I also had reason to speak with members of the Stirling North CFS Brigade very recently and, as members of this house may know, Stirling North CFS brigade deals with an enormous number of callouts to motor vehicle accidents on Highway 1, usually south of Port Augusta. They said to me, (although this is anecdotal because they provided me with some figures which I do not have with me) that when the overtaking lanes on the Stuart Highway, south of Port Augusta were implemented and upgraded, their callouts to road accidents dropped significantly, certainly in excess of 50 per cent.

So, clearly, the quality of our roads is very important here. Our shadow minister, the member for Kavel, has mentioned numerous times the $200 million backlog of road maintenance that this government has not cleared up. No doubt that would go a long way, rather than a kneejerk reaction to just reduce the speed limits.

Interestingly, in Victoria and South Australia we both have a technical maximum speed limit of 100 km/h and roads are allowed to have a slightly higher speed limit when government departments decide that that is important. In Victoria, over the last several years, we have seen that as they upgrade and improve roads, they steadily increase the speeds from 100 to 110 km/h. We are finding in South Australia that, as our roads deteriorate and do not get fixed, our government is steadily reducing speed limits from 110 down to 100 km/h, so, again, clear evidence that it is the roads that need to be fixed.

Two weeks ago, I received a letter from an active highway patrol police officer, whom I have known for many years, and who has been in the police force for a significant number of years—decades in fact. This officer said to me, quite explicitly in this letter, that the government's plans will not address the problem. As important as it is, and we all want to reduce deaths on our roads, that issue will not be addressed and will not be improved. This officer's advice is that, rather than increasing maximum penalties for crime, what the government really needs to do is to impose higher penalties. This officer made the point very forcefully that there is a very big difference between appearing tough on law and order, and increasing the maximum penalties, and not actually imposing those penalties.

This officer advice, quite clearly, was that if the government were to say that the very next person convicted of hoon driving in our state will go to prison, hoon driving would immediately be significantly reduced in our state, and I think that that is significant advice.

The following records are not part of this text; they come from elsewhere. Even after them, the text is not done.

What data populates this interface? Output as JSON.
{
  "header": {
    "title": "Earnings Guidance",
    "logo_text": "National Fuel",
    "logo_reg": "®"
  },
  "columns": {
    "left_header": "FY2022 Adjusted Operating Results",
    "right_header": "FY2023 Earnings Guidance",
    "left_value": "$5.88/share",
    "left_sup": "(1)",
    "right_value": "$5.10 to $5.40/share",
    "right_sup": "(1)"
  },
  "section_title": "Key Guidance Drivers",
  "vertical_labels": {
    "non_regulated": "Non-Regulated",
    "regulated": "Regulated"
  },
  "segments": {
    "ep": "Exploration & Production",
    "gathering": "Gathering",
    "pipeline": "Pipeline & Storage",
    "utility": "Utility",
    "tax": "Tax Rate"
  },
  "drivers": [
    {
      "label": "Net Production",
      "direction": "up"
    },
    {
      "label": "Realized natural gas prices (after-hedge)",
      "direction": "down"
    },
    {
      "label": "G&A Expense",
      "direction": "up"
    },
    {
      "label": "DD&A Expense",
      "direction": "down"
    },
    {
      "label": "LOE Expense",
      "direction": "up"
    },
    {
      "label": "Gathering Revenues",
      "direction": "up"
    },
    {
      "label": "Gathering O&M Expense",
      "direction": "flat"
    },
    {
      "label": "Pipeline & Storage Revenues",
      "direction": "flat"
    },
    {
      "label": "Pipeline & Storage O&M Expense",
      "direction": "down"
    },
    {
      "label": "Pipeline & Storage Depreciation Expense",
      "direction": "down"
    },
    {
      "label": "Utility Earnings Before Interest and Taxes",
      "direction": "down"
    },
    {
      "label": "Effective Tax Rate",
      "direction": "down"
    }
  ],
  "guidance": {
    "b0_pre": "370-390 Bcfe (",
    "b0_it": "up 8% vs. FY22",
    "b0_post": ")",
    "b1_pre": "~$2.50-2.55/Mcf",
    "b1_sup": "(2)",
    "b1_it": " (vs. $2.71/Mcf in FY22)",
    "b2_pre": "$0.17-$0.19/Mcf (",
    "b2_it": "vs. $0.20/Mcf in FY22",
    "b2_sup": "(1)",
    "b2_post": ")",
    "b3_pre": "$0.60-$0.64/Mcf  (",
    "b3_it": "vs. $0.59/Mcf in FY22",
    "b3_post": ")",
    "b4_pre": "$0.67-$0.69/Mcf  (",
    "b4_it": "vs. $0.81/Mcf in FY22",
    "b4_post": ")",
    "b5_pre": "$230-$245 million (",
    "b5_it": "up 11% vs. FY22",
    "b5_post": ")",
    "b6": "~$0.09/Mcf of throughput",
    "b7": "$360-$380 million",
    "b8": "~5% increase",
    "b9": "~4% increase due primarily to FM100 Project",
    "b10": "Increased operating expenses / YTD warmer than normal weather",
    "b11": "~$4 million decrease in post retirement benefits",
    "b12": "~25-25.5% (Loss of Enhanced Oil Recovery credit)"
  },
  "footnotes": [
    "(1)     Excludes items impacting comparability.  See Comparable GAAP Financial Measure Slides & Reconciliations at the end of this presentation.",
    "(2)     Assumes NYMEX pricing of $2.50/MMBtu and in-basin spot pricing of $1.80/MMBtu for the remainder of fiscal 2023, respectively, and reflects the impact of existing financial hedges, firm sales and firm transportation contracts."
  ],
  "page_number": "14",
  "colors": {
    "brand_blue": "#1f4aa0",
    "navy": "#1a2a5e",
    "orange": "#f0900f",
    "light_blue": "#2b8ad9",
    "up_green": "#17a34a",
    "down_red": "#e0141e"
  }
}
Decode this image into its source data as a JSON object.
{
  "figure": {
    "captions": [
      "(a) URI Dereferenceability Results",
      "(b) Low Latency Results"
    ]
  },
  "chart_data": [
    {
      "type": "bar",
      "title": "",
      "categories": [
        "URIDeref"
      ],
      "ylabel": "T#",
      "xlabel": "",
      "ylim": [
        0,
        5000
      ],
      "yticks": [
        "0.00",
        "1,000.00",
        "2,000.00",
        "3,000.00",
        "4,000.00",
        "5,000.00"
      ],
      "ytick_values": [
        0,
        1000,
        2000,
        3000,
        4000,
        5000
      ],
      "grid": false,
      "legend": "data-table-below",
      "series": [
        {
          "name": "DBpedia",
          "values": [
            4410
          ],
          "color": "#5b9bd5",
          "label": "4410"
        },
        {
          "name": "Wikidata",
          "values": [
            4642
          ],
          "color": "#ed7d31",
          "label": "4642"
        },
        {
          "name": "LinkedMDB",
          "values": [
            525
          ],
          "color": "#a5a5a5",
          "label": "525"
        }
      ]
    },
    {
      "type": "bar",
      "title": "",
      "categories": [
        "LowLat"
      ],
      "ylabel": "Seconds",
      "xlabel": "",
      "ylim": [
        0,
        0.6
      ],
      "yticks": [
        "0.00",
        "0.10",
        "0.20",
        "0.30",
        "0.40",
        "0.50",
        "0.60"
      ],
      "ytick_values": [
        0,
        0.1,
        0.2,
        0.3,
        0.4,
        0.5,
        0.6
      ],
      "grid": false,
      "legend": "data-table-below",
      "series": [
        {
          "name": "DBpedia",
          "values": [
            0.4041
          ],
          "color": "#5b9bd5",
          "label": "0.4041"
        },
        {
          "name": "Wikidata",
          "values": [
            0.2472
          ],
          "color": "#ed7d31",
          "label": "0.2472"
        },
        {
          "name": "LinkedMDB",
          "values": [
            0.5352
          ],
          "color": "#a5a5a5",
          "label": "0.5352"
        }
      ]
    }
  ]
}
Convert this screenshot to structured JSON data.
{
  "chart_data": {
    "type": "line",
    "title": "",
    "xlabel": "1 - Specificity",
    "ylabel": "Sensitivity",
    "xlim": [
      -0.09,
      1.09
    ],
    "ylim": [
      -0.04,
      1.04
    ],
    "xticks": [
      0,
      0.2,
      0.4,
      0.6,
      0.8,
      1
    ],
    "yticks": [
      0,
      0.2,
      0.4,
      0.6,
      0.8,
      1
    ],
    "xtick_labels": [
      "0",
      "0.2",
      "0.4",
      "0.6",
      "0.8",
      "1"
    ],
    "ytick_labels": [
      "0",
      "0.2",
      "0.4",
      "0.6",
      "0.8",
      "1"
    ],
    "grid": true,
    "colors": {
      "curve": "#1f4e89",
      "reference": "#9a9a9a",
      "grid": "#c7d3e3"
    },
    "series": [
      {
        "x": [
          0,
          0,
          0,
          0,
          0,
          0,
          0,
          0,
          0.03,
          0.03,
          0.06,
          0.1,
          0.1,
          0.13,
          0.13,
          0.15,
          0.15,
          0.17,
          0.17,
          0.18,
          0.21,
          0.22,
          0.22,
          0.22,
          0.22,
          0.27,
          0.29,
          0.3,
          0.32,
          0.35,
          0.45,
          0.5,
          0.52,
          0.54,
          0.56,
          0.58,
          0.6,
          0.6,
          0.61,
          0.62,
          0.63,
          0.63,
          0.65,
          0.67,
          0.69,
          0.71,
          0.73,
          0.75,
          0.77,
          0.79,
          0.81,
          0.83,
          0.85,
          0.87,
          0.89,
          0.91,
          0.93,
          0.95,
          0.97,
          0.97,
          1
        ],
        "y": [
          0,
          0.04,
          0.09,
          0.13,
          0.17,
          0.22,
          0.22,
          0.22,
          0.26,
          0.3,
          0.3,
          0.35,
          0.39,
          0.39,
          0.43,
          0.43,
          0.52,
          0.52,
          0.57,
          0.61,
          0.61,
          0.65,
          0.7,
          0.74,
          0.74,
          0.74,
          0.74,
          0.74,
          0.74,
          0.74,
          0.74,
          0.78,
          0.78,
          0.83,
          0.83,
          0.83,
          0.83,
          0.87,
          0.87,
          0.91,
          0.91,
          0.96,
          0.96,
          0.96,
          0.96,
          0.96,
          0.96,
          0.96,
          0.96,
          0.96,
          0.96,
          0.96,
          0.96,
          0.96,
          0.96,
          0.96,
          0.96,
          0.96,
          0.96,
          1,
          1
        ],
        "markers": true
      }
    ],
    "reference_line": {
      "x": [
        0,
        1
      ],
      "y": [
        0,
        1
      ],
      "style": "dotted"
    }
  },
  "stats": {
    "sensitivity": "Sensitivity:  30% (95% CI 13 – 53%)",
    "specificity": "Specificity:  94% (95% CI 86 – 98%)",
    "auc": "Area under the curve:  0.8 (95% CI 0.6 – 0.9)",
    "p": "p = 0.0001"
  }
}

Again, it is not the speed limits: it is the condition of the roads. That dreadfully unfortunate situation I was personally involved in at Wilmington, where a person, I estimate, was travelling well in excess of double the legal speed limit caused that person's death clearly indicates that it is not the speed limits, it is the quality of the roads, and very, very importantly the behaviour of the drivers. Education and driver behaviour is the key.